Nosso amplo nicho foi uma grande razão pela qual nos tornamos uma força a ser reconhecida, há muito tempo. “Ser um generalista permite que nossa espécie prospere e se adapte a muitos ambientes diferentes”, observou Worm. “Isso faz parte do nosso sucesso ecológico. Algumas outras espécies, como baleias orcas ou lobos, são igualmente flexíveis, e isso permite que eles ocupem uma grande área também. Talvez não seja coincidência que orcas e lobos também aprendam rapidamente , caçadores de grupos sociais.”

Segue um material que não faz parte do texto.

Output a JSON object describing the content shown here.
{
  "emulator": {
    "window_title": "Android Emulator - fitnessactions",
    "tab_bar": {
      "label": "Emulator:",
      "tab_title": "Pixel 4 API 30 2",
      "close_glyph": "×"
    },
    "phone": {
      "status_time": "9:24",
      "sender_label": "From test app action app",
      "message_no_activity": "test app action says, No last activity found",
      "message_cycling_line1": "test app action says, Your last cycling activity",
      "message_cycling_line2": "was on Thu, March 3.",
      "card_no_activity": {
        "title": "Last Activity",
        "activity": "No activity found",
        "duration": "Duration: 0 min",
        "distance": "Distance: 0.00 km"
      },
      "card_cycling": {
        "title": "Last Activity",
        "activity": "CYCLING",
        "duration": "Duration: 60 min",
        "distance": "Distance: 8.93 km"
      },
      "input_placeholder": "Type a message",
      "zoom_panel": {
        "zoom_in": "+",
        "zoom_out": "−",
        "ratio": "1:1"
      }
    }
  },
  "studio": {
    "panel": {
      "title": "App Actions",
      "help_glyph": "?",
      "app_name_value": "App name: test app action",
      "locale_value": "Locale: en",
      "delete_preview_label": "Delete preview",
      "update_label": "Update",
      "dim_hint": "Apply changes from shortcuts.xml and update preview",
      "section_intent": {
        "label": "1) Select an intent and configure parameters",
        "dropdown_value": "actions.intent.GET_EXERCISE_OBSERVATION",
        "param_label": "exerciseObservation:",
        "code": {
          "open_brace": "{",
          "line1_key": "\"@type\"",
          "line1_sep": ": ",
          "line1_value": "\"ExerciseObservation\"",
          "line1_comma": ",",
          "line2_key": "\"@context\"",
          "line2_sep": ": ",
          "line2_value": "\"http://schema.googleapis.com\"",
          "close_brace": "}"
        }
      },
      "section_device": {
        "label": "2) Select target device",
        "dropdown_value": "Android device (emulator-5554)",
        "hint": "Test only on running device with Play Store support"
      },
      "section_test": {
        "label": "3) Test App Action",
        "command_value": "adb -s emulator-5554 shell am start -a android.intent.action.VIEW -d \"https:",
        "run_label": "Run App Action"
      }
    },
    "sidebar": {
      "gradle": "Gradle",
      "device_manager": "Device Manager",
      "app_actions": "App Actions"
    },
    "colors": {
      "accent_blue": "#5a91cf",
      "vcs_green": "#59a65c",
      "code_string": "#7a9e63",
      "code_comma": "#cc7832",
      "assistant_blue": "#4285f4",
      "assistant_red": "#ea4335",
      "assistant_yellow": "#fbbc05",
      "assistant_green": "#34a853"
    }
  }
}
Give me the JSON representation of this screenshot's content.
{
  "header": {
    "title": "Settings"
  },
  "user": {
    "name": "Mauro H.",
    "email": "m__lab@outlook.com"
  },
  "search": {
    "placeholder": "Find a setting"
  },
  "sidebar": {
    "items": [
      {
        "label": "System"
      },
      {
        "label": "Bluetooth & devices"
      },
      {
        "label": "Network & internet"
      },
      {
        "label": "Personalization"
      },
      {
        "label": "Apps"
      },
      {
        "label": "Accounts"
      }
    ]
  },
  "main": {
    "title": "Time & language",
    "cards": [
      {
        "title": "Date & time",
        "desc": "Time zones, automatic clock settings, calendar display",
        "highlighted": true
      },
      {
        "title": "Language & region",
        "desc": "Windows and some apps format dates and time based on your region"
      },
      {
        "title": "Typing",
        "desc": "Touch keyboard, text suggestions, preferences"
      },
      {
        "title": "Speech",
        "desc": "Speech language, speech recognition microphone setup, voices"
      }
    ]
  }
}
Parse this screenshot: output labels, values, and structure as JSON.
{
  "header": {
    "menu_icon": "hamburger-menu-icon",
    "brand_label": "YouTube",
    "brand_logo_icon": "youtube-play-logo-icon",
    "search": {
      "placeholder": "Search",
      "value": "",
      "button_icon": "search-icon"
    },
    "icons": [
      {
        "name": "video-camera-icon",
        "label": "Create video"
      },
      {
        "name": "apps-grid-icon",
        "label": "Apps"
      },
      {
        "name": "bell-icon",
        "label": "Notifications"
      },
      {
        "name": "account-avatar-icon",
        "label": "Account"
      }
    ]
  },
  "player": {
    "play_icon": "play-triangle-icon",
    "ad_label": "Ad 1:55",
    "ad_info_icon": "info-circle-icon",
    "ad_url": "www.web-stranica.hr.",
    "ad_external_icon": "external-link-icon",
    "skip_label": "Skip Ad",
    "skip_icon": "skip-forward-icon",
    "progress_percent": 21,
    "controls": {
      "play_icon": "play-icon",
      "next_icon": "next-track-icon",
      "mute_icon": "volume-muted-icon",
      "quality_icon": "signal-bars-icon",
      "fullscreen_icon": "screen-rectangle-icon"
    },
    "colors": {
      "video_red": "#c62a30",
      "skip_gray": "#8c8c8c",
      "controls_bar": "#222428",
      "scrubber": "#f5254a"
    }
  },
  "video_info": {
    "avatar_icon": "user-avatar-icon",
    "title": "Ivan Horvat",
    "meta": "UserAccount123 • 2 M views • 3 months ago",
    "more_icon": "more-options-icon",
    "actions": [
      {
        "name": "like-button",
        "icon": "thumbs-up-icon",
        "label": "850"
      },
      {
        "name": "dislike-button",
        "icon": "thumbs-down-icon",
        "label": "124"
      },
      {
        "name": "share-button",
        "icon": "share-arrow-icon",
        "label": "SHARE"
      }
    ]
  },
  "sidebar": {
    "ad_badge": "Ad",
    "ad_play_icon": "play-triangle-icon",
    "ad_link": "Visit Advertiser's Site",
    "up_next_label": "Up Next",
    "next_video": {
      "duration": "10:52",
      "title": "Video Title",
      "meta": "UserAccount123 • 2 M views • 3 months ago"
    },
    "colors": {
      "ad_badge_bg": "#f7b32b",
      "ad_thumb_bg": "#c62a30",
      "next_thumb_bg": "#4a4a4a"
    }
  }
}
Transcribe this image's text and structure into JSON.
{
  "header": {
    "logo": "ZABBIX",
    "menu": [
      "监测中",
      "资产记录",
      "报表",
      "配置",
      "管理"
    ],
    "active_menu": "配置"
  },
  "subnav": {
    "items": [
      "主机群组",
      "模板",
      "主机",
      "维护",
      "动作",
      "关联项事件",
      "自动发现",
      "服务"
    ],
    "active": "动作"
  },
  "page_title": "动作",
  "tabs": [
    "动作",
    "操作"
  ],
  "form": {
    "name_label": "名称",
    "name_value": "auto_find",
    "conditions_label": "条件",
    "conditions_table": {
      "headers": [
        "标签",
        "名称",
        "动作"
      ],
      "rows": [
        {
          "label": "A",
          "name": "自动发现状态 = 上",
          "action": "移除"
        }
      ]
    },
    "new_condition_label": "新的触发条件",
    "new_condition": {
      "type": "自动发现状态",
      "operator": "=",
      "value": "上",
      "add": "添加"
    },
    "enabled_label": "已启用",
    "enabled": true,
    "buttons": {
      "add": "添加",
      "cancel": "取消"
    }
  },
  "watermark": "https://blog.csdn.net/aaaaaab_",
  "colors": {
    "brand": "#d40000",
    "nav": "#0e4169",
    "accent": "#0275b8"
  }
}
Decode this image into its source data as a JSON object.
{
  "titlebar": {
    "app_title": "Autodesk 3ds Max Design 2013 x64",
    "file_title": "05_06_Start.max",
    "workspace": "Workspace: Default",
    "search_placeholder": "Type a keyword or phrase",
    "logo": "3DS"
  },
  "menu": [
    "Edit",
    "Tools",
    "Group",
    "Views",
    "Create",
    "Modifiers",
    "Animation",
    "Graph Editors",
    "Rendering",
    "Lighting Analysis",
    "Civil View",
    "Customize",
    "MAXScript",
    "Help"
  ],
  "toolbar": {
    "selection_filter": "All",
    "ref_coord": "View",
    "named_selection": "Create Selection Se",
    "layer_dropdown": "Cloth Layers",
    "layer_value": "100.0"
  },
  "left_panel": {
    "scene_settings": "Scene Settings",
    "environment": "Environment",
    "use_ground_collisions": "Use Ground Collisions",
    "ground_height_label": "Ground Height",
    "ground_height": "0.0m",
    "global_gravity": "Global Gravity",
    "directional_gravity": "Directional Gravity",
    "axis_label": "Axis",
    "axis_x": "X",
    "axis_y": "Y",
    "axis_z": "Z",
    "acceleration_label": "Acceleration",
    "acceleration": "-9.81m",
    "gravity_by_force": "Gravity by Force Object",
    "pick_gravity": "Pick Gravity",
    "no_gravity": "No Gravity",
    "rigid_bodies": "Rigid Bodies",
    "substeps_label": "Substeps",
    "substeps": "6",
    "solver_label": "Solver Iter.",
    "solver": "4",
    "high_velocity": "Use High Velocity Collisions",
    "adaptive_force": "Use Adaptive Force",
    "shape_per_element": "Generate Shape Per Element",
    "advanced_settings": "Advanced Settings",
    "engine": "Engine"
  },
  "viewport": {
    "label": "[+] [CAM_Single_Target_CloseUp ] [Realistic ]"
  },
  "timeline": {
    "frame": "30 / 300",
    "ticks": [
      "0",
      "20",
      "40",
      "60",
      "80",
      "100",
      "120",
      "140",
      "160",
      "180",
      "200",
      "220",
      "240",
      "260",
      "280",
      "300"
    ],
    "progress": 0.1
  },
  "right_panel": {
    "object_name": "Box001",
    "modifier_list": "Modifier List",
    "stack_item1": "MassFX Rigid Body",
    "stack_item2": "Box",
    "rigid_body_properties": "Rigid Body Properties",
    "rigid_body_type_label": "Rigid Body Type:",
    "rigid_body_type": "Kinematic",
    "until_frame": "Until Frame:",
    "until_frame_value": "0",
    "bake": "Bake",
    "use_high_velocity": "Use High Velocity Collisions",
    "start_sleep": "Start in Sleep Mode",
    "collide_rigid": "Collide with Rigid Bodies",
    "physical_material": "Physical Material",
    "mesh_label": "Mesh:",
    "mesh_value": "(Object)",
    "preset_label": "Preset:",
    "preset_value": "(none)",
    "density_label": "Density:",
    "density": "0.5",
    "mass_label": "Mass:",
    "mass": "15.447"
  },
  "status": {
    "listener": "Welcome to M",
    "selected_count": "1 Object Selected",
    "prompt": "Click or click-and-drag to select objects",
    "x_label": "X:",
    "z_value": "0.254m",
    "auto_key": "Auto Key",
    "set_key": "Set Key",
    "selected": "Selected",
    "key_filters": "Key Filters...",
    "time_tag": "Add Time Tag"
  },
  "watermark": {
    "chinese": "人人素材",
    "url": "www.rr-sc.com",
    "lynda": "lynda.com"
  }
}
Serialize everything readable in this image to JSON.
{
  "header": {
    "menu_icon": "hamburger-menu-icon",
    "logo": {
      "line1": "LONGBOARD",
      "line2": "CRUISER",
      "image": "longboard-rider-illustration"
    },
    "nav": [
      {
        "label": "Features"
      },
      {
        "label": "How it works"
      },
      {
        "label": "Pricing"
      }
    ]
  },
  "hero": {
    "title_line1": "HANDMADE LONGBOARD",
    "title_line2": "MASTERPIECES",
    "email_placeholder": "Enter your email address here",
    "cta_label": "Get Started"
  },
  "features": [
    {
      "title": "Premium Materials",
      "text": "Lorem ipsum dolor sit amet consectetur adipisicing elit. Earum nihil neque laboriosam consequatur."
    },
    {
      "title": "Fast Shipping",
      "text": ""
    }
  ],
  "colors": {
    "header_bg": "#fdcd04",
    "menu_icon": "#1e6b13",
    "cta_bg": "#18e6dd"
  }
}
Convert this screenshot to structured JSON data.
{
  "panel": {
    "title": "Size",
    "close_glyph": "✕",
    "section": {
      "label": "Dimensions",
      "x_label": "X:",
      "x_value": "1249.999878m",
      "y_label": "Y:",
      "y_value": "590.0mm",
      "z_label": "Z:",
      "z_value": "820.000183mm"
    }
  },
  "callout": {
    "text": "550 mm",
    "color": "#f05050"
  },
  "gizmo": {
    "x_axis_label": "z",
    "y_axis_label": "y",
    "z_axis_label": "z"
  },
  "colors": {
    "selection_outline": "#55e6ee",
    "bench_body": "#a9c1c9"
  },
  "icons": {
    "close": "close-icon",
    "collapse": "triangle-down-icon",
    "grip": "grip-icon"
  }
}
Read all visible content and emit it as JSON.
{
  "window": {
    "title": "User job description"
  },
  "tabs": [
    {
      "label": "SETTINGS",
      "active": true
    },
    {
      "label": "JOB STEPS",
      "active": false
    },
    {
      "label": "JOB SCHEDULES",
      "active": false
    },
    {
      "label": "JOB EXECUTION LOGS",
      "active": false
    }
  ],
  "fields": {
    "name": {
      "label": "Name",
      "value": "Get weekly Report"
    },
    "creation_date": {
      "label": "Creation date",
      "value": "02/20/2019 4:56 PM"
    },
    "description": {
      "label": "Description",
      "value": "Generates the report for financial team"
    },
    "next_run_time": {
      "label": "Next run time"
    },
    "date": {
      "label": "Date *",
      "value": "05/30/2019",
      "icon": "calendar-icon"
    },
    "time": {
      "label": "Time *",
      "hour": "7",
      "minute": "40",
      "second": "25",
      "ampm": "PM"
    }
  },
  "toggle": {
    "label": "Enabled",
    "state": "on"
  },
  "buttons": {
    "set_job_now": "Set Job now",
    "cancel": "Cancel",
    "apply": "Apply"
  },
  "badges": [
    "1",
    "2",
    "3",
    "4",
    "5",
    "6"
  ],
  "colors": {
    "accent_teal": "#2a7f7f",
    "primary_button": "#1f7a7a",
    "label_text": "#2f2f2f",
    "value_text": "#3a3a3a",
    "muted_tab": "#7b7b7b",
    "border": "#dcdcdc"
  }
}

A remoção de animais em números significativos afeta muito mais do que a própria espécie. O aumento da escassez afeta as espécies que eles comem ou são comidos, bem como as funções do ecossistema que todos eles desempenham, como modificação do habitat ou polinização. A perda total de uma espécie-chave, definida como aquela cujas funções praticamente mantêm o ecossistema unido (por exemplo, castores), pode ser devastadora. “Preservar (essas espécies) é uma necessidade para garantir que os ecossistemas permaneçam funcionais e resilientes”, disse o verme. “As espécies selvagens são os blocos de construção (do) sistema de suporte à vida do nosso planeta e, como tal, (são) indispensáveis”.
Darimont espera que seu artigo contraste o uso de subsistência pelos primeiros povos com o modo predominante de exploração animal em grande escala (em grande parte com fins lucrativos) que seu estudo traz à luz. “Os povos indígenas, em geral, exploravam presas de forma sustentável – até que seus modos de vida foram interrompidos pela colonização e processos industrializados relacionados à predação”, disse ele. “À medida que essas sociedades retomam a autoridade administrativa, as coisas podem melhorar.”
Portanto, há alguma esperança. A perda de biodiversidade é um problema global cuja solução provável pode estar bem na nossa cara.